Но никто даже не обернулся в его сторону. Расхватав всё, что можно было подобрать на полу при входе в магазин, они ринулись внутрь, расталкивая друг друга и даже не обращая внимания на ещё не остывший труп под ногами. Холод, голод и стадное чувство двигало ими в этот момент. Спасение голодающих — в руках голодающих. Бери, хватай всё подряд, пока есть, пока другие не схватили, не унесли!

Ропотов заплакал. Сухо, по-мужски. И не от того, что с ним так обошлись, что не послушали его, повалили, втоптали в снег. И даже не от страшного вида превратившихся в животных людей. А от понимания того, что сейчас он тоже поднимется, утрёт слезы и зайдёт в этот проклятый магазин, перешагнёт через бездыханное тело и будет также хватать всё, что ему подвернётся, всё подряд, всё, что способно будет продлить жизнь ему и его семье.

А иначе как? Иначе — смерть. От голода и холода. В блокадном Ленинграде в первую очередь умирали мужчины, потом женщины с детьми. Значит, сначала умрёт он, потом Лена, потом мальчики. Слава Богу, этого он уже не увидит. Но от этого не легче… Нужно во что бы то ни стало бороться. Убивать — табу! Отнимать — табу! Есть человечину — табу! Всё остальное — можно. Можно и нужно.

Глава XVI

Ропотов вернулся домой ещё засветло. Не пустой, наконец. За ним никто не гнался, никто по дороге не пытался у него ничего отнять. В их дворе и в подъезде никто ему даже на глаза не попался.

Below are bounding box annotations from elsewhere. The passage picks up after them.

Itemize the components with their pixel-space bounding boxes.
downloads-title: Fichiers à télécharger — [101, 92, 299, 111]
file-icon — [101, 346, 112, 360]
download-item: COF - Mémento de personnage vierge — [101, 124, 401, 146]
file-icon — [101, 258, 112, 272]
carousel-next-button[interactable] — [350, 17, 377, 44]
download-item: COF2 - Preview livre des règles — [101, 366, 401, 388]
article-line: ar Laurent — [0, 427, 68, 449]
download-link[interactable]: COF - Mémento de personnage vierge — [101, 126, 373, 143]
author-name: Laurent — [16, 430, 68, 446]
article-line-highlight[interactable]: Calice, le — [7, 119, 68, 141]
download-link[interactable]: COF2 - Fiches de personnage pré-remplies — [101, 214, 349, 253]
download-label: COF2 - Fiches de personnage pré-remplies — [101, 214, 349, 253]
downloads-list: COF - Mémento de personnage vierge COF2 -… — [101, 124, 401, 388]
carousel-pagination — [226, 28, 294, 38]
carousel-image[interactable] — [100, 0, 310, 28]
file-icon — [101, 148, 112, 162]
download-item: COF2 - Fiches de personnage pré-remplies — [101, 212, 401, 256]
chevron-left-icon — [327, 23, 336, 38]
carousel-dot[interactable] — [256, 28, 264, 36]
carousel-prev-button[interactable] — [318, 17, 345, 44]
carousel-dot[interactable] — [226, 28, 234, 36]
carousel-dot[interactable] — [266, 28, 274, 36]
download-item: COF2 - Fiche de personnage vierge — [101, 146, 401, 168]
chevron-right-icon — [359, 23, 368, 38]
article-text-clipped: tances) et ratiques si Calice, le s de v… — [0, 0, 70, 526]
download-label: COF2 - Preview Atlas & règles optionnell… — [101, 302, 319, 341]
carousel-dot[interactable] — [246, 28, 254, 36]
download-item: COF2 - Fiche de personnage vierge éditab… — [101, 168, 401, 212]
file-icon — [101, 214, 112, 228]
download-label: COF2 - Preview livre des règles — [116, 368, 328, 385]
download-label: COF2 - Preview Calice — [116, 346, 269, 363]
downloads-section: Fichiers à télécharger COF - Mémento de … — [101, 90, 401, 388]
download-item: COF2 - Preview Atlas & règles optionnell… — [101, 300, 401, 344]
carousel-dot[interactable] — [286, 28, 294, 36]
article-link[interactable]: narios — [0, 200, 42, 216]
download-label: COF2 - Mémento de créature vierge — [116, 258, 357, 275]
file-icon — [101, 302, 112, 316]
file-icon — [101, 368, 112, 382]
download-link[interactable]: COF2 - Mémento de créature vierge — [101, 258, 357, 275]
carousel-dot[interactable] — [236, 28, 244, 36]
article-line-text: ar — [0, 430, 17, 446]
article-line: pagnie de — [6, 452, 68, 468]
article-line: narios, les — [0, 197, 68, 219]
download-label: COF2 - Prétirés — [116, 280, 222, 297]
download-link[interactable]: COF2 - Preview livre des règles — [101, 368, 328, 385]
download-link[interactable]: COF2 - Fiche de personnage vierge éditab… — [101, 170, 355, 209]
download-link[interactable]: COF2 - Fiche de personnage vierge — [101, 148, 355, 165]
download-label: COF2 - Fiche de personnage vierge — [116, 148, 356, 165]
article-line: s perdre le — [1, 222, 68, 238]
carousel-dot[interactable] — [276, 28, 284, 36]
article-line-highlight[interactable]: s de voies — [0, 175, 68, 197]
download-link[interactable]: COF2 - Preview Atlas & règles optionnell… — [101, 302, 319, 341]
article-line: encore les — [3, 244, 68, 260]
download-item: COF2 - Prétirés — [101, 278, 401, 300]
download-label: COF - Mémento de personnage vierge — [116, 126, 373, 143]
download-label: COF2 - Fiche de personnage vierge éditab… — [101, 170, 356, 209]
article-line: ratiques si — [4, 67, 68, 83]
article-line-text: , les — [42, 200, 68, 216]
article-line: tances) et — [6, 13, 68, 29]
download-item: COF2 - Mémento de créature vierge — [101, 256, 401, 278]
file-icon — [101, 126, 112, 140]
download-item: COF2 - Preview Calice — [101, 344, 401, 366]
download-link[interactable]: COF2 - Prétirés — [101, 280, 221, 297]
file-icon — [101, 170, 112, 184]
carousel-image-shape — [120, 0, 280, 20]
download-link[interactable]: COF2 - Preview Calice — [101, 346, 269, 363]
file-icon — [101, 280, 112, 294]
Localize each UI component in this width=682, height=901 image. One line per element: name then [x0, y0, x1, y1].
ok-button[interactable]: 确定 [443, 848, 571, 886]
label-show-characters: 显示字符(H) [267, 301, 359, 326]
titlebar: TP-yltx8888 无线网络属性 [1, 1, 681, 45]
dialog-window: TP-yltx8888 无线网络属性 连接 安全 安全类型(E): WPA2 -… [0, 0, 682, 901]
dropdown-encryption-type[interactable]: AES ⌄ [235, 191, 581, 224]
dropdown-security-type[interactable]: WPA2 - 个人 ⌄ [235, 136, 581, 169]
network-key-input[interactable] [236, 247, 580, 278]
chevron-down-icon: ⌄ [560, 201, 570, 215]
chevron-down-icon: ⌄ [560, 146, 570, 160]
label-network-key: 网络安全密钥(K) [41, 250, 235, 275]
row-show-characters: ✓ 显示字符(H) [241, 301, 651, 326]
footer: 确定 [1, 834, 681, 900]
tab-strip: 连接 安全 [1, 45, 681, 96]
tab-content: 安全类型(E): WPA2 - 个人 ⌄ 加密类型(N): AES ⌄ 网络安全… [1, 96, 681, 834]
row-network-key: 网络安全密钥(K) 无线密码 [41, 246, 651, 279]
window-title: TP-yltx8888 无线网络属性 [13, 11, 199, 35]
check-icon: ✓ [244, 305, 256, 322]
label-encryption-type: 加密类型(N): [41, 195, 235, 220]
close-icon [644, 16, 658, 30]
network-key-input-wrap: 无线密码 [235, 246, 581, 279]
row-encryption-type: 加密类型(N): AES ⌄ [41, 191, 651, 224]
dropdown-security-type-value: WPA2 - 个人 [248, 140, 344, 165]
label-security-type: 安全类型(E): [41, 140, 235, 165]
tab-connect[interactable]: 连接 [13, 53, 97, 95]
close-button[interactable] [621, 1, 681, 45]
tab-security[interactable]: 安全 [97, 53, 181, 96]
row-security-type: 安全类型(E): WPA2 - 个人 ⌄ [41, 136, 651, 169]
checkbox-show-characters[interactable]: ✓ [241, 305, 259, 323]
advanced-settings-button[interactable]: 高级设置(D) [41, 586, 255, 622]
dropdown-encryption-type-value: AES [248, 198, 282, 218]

Поставив тяжёлые пакеты на пол в коридоре, отряхнув с одежды снег и отдышавшись, он заглянул в комнату.

Тусклый свет еле-еле наполнял её, грязную и захламлённую, оттого не похожую вовсе на комнату, а скорее — на берлогу, нору. Большую её часть занимала не кровать — лежбище, составленное из разложенного их с Леной дивана и придвинутой вплотную к нему кровати Саши. Все тряпки, какие были у них в доме: матрацы, одеяла, пледы, верхняя одежда, за исключением надетой на них, — всё было снесено в эту комнату. Здесь же — под всеми этими тряпками, одетые, как капуста, в ста одёжках, лежали в полусне, свернувшись калачиком, его самые близкие люди: Лена, Саша и Паша.